White House gas lighting is way up by Michael de Adder, CagleCartoons.com

Sixty percent or so of Americans recognize that Donald Trump is a disastrous president. His regime is wholly a product of his own mind, and operates as his mind does: without regard for evidence, law, decency, common sense, or competence, concerning itself solely, and megalomaniacally, with appearances and “loyalty.”

Three things made his regime possible. First, the cultural and economic desperation felt by right-wing voters (a product of the money-grubbing bottom-dwellers of right-wing media and their relentless onslaught of wildly cherry-picked divisiveness and vitriol).

Second, Republican lawmakers’ reluctance to cross Trump, whom they deeply disrespect, lest they lose the votes of his fanatical supporters (whom they also, by extension, disrespect).

But third and most frustratingly, Trump has also been helped immensely by the failures of the Democrats: not only by their nomination of three jaw-droppingly weak challengers in a row, but also by their rhetorical disorganization and ineptitude. There are a couple of C-words, and one F-word, that perfectly illustrate this point.

The F-word is “fascist.” The United States is not a Poli Sci 101 classroom. Most Americans haven’t spent much time reading up on fascism’s advocacy of cartels or the corporatist control of labor. People equate fascism with one thing and one thing only, and that is Nazism. And while Trump’s demagoguery, megalomania, and demonization of critics and the press are shocking, and come straight out of the totalitarian playbook, you’re doing him a big, unintended favor when you call him a fascist, which equates, for most people, to calling him Hitler. You’re sending a loud signal to his supporters that you are desperately reaching for a lazy, blunt rhetorical instrument to use against him — and by extension against them — because you can’t think of any specific, substantive criticisms.

I can think of lots of specific and substantive criticisms. I’m sure that the Democratic leadership can too. It would be nice if they would put together a list of the three or four most massive and inarguable criticisms, and hammer on them, with unity, simplicity, and clarity, day and night. Instead of calling Donald Trump names. Like fascist.

Then there are the C-words: One that is used and shouldn’t be, and another that isn’t used and should be. The one that should be used is “coward.” The GOP has put gerrymandering into overdrive (a move Democrats have now self-defensively imitated) despite Republicans’ already massive structural advantages in the Senate and Electoral College. They’ve done this because Trump told them to, and he told them to because he is afraid of any fight that comes within a million miles of being fair.

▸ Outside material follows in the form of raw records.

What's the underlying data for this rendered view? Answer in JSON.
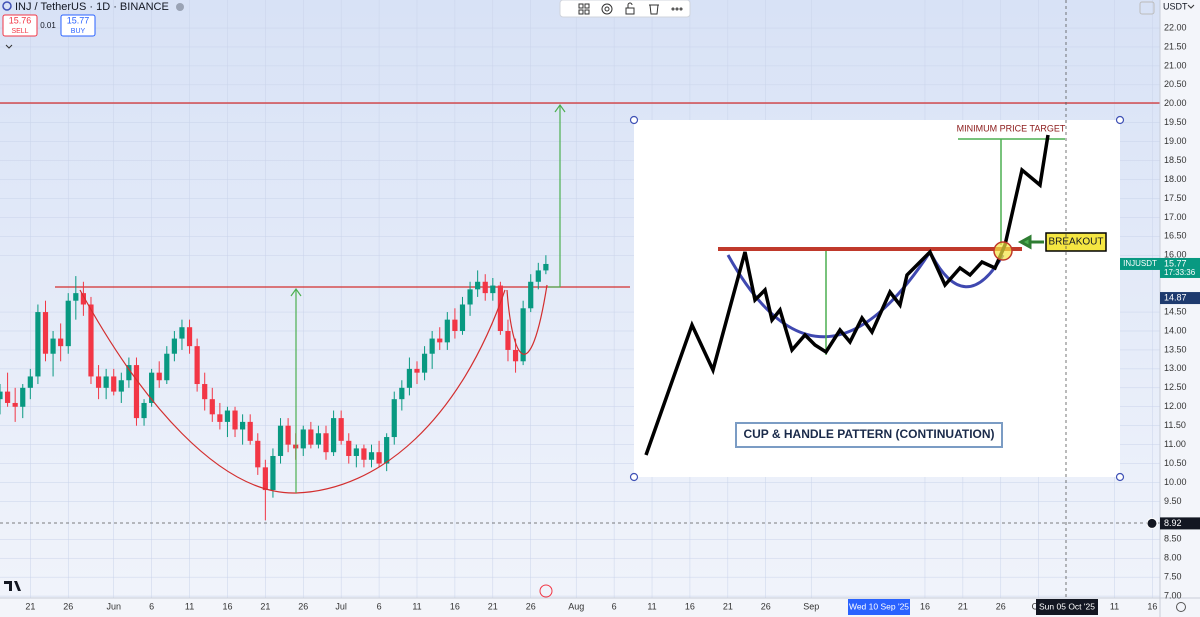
{
  "toolbar": {
    "symbol": "INJ / TetherUS · 1D · BINANCE",
    "sell_price": "15.76",
    "sell_label": "SELL",
    "spread": "0.01",
    "buy_price": "15.77",
    "buy_label": "BUY",
    "currency": "USDT"
  },
  "chart_data": {
    "type": "candlestick",
    "x": [
      "2025-05-17",
      "2025-05-18",
      "2025-05-19",
      "2025-05-20",
      "2025-05-21",
      "2025-05-22",
      "2025-05-23",
      "2025-05-24",
      "2025-05-25",
      "2025-05-26",
      "2025-05-27",
      "2025-05-28",
      "2025-05-29",
      "2025-05-30",
      "2025-05-31",
      "2025-06-01",
      "2025-06-02",
      "2025-06-03",
      "2025-06-04",
      "2025-06-05",
      "2025-06-06",
      "2025-06-07",
      "2025-06-08",
      "2025-06-09",
      "2025-06-10",
      "2025-06-11",
      "2025-06-12",
      "2025-06-13",
      "2025-06-14",
      "2025-06-15",
      "2025-06-16",
      "2025-06-17",
      "2025-06-18",
      "2025-06-19",
      "2025-06-20",
      "2025-06-21",
      "2025-06-22",
      "2025-06-23",
      "2025-06-24",
      "2025-06-25",
      "2025-06-26",
      "2025-06-27",
      "2025-06-28",
      "2025-06-29",
      "2025-06-30",
      "2025-07-01",
      "2025-07-02",
      "2025-07-03",
      "2025-07-04",
      "2025-07-05",
      "2025-07-06",
      "2025-07-07",
      "2025-07-08",
      "2025-07-09",
      "2025-07-10",
      "2025-07-11",
      "2025-07-12",
      "2025-07-13",
      "2025-07-14",
      "2025-07-15",
      "2025-07-16",
      "2025-07-17",
      "2025-07-18",
      "2025-07-19",
      "2025-07-20",
      "2025-07-21",
      "2025-07-22",
      "2025-07-23",
      "2025-07-24",
      "2025-07-25",
      "2025-07-26",
      "2025-07-27",
      "2025-07-28"
    ],
    "open": [
      12.2,
      12.4,
      12.1,
      12.0,
      12.5,
      12.8,
      14.5,
      13.4,
      13.8,
      13.6,
      14.8,
      15.0,
      14.7,
      12.8,
      12.5,
      12.8,
      12.4,
      12.7,
      13.1,
      11.7,
      12.1,
      12.9,
      12.7,
      13.4,
      13.8,
      14.1,
      13.6,
      12.6,
      12.2,
      11.8,
      11.6,
      11.9,
      11.4,
      11.6,
      11.1,
      10.4,
      9.8,
      10.7,
      11.5,
      11.0,
      10.9,
      11.4,
      11.0,
      11.3,
      10.8,
      11.7,
      11.1,
      10.7,
      10.9,
      10.6,
      10.8,
      10.5,
      11.2,
      12.2,
      12.5,
      13.0,
      12.9,
      13.4,
      13.8,
      13.7,
      14.3,
      14.0,
      14.7,
      15.1,
      15.3,
      15.0,
      15.2,
      14.0,
      13.5,
      13.2,
      14.6,
      15.3,
      15.6
    ],
    "high": [
      12.6,
      12.9,
      12.5,
      12.6,
      13.0,
      14.7,
      14.8,
      14.0,
      14.2,
      15.0,
      15.45,
      15.3,
      14.9,
      13.1,
      13.0,
      13.0,
      12.9,
      13.3,
      13.3,
      12.2,
      13.0,
      13.2,
      13.6,
      14.0,
      14.3,
      14.3,
      13.8,
      12.9,
      12.5,
      12.1,
      12.0,
      12.0,
      11.8,
      11.8,
      11.3,
      10.6,
      10.9,
      11.7,
      11.7,
      11.3,
      11.5,
      11.6,
      11.5,
      11.5,
      11.9,
      11.9,
      11.3,
      11.0,
      11.0,
      11.0,
      11.1,
      11.3,
      12.4,
      12.7,
      13.3,
      13.2,
      13.6,
      14.0,
      14.1,
      14.5,
      14.6,
      14.9,
      15.3,
      15.6,
      15.5,
      15.4,
      15.3,
      14.3,
      13.8,
      14.8,
      15.5,
      15.8,
      16.0
    ],
    "low": [
      11.8,
      12.0,
      11.6,
      11.7,
      12.2,
      12.6,
      13.2,
      12.8,
      13.2,
      13.4,
      14.3,
      14.4,
      12.6,
      12.2,
      12.2,
      12.3,
      12.1,
      12.5,
      11.5,
      11.5,
      12.0,
      12.5,
      12.6,
      13.2,
      13.5,
      13.4,
      12.4,
      11.9,
      11.6,
      11.4,
      11.2,
      11.2,
      11.0,
      11.0,
      10.2,
      9.0,
      9.6,
      10.5,
      10.8,
      10.6,
      10.7,
      10.9,
      10.9,
      10.6,
      10.7,
      11.0,
      10.5,
      10.4,
      10.4,
      10.4,
      10.4,
      10.3,
      11.0,
      11.9,
      12.3,
      12.6,
      12.7,
      13.0,
      13.5,
      13.5,
      13.8,
      13.9,
      14.4,
      14.9,
      14.8,
      14.8,
      13.9,
      13.2,
      12.9,
      13.1,
      14.5,
      15.1,
      15.5
    ],
    "close": [
      12.4,
      12.1,
      12.0,
      12.5,
      12.8,
      14.5,
      13.4,
      13.8,
      13.6,
      14.8,
      15.0,
      14.7,
      12.8,
      12.5,
      12.8,
      12.4,
      12.7,
      13.1,
      11.7,
      12.1,
      12.9,
      12.7,
      13.4,
      13.8,
      14.1,
      13.6,
      12.6,
      12.2,
      11.8,
      11.6,
      11.9,
      11.4,
      11.6,
      11.1,
      10.4,
      9.8,
      10.7,
      11.5,
      11.0,
      10.9,
      11.4,
      11.0,
      11.3,
      10.8,
      11.7,
      11.1,
      10.7,
      10.9,
      10.6,
      10.8,
      10.5,
      11.2,
      12.2,
      12.5,
      13.0,
      12.9,
      13.4,
      13.8,
      13.7,
      14.3,
      14.0,
      14.7,
      15.1,
      15.3,
      15.0,
      15.2,
      14.0,
      13.5,
      13.2,
      14.6,
      15.3,
      15.6,
      15.77
    ],
    "up_color": "#089981",
    "down_color": "#f23645",
    "xlim": [
      "2025-05-17",
      "2025-10-17"
    ],
    "xticks": [
      {
        "value": "2025-05-21",
        "label": "21"
      },
      {
        "value": "2025-05-26",
        "label": "26"
      },
      {
        "value": "2025-06-01",
        "label": "Jun"
      },
      {
        "value": "2025-06-06",
        "label": "6"
      },
      {
        "value": "2025-06-11",
        "label": "11"
      },
      {
        "value": "2025-06-16",
        "label": "16"
      },
      {
        "value": "2025-06-21",
        "label": "21"
      },
      {
        "value": "2025-06-26",
        "label": "26"
      },
      {
        "value": "2025-07-01",
        "label": "Jul"
      },
      {
        "value": "2025-07-06",
        "label": "6"
      },
      {
        "value": "2025-07-11",
        "label": "11"
      },
      {
        "value": "2025-07-16",
        "label": "16"
      },
      {
        "value": "2025-07-21",
        "label": "21"
      },
      {
        "value": "2025-07-26",
        "label": "26"
      },
      {
        "value": "2025-08-01",
        "label": "Aug"
      },
      {
        "value": "2025-08-06",
        "label": "6"
      },
      {
        "value": "2025-08-11",
        "label": "11"
      },
      {
        "value": "2025-08-16",
        "label": "16"
      },
      {
        "value": "2025-08-21",
        "label": "21"
      },
      {
        "value": "2025-08-26",
        "label": "26"
      },
      {
        "value": "2025-09-01",
        "label": "Sep"
      },
      {
        "value": "2025-09-16",
        "label": "16"
      },
      {
        "value": "2025-09-21",
        "label": "21"
      },
      {
        "value": "2025-09-26",
        "label": "26"
      },
      {
        "value": "2025-10-01",
        "label": "Oct"
      },
      {
        "value": "2025-10-11",
        "label": "11"
      },
      {
        "value": "2025-10-16",
        "label": "16"
      }
    ],
    "ylim": [
      6.95,
      22.74
    ],
    "yticks": [
      {
        "value": 22,
        "label": "22.00"
      },
      {
        "value": 21.5,
        "label": "21.50"
      },
      {
        "value": 21,
        "label": "21.00"
      },
      {
        "value": 20.5,
        "label": "20.50"
      },
      {
        "value": 20,
        "label": "20.00"
      },
      {
        "value": 19.5,
        "label": "19.50"
      },
      {
        "value": 19,
        "label": "19.00"
      },
      {
        "value": 18.5,
        "label": "18.50"
      },
      {
        "value": 18,
        "label": "18.00"
      },
      {
        "value": 17.5,
        "label": "17.50"
      },
      {
        "value": 17,
        "label": "17.00"
      },
      {
        "value": 16.5,
        "label": "16.50"
      },
      {
        "value": 16,
        "label": "16.00"
      },
      {
        "value": 14.5,
        "label": "14.50"
      },
      {
        "value": 14,
        "label": "14.00"
      },
      {
        "value": 13.5,
        "label": "13.50"
      },
      {
        "value": 13,
        "label": "13.00"
      },
      {
        "value": 12.5,
        "label": "12.50"
      },
      {
        "value": 12,
        "label": "12.00"
      },
      {
        "value": 11.5,
        "label": "11.50"
      },
      {
        "value": 11,
        "label": "11.00"
      },
      {
        "value": 10.5,
        "label": "10.50"
      },
      {
        "value": 10,
        "label": "10.00"
      },
      {
        "value": 9.5,
        "label": "9.50"
      },
      {
        "value": 8.5,
        "label": "8.50"
      },
      {
        "value": 8,
        "label": "8.00"
      },
      {
        "value": 7.5,
        "label": "7.50"
      },
      {
        "value": 7,
        "label": "7.00"
      }
    ],
    "price_tags": [
      {
        "value": 15.77,
        "label": "15.77",
        "name": "INJUSDT",
        "time": "17:33:36",
        "color": "#089981"
      },
      {
        "value": 14.87,
        "label": "14.87",
        "color": "#1e3a6e"
      },
      {
        "value": 8.92,
        "label": "8.92",
        "color": "#131722"
      }
    ],
    "crosshair_labels": [
      "Wed 10 Sep '25",
      "Sun 05 Oct '25"
    ]
  },
  "inset": {
    "target_label": "MINIMUM PRICE TARGET",
    "breakout_label": "BREAKOUT",
    "caption": "CUP & HANDLE PATTERN (CONTINUATION)"
  }
}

Trump has made the GOP into a reflection of himself, meaning that he has turned it into a party that is, even by Washington standards, exceptionally craven. Donald Trump, in broad daylight, has led a life of extraordinary cowardice, hiding behind his parents’ money, frivolous and aggressive lawsuits, fixers, bankruptcy protection, loan forgiveness, creative accounting, bone spurs, NDAs, and oceans of secrets and lies. And now hyper-gerrymandering.

Finally, the C-word that should not be used: conservative. Today’s GOP is radical and reckless: the opposite of conservative. Republicans are recklessly endangering our future by playing fast and loose with vaccines, the health of the planet, deficits, foreign interventions, tariffs, divisive rhetoric, and the separation of powers, and they’re sitting on their hands while a greedy, vicious, inept reality TV star turns our government into a gold-leafed kleptocracy arrayed with bootlicking courtiers and masked shock troops.

Not that the Democrats are immune to irresponsibility. But we’ve never seen a wholesale abandonment of democratic norms, constitutional principles, or reality itself, like we’re seeing now: not from any Democrat or Republican in our nation’s history. No one who opposes Republicans in their present state should ever do them the favor of calling them “conservative.”

One F-word, two C-words. There’s an election coming up in November, and rhetoric matters. Let’s focus, and try not to hand a dangerously degraded and radicalized Republican Party another victory.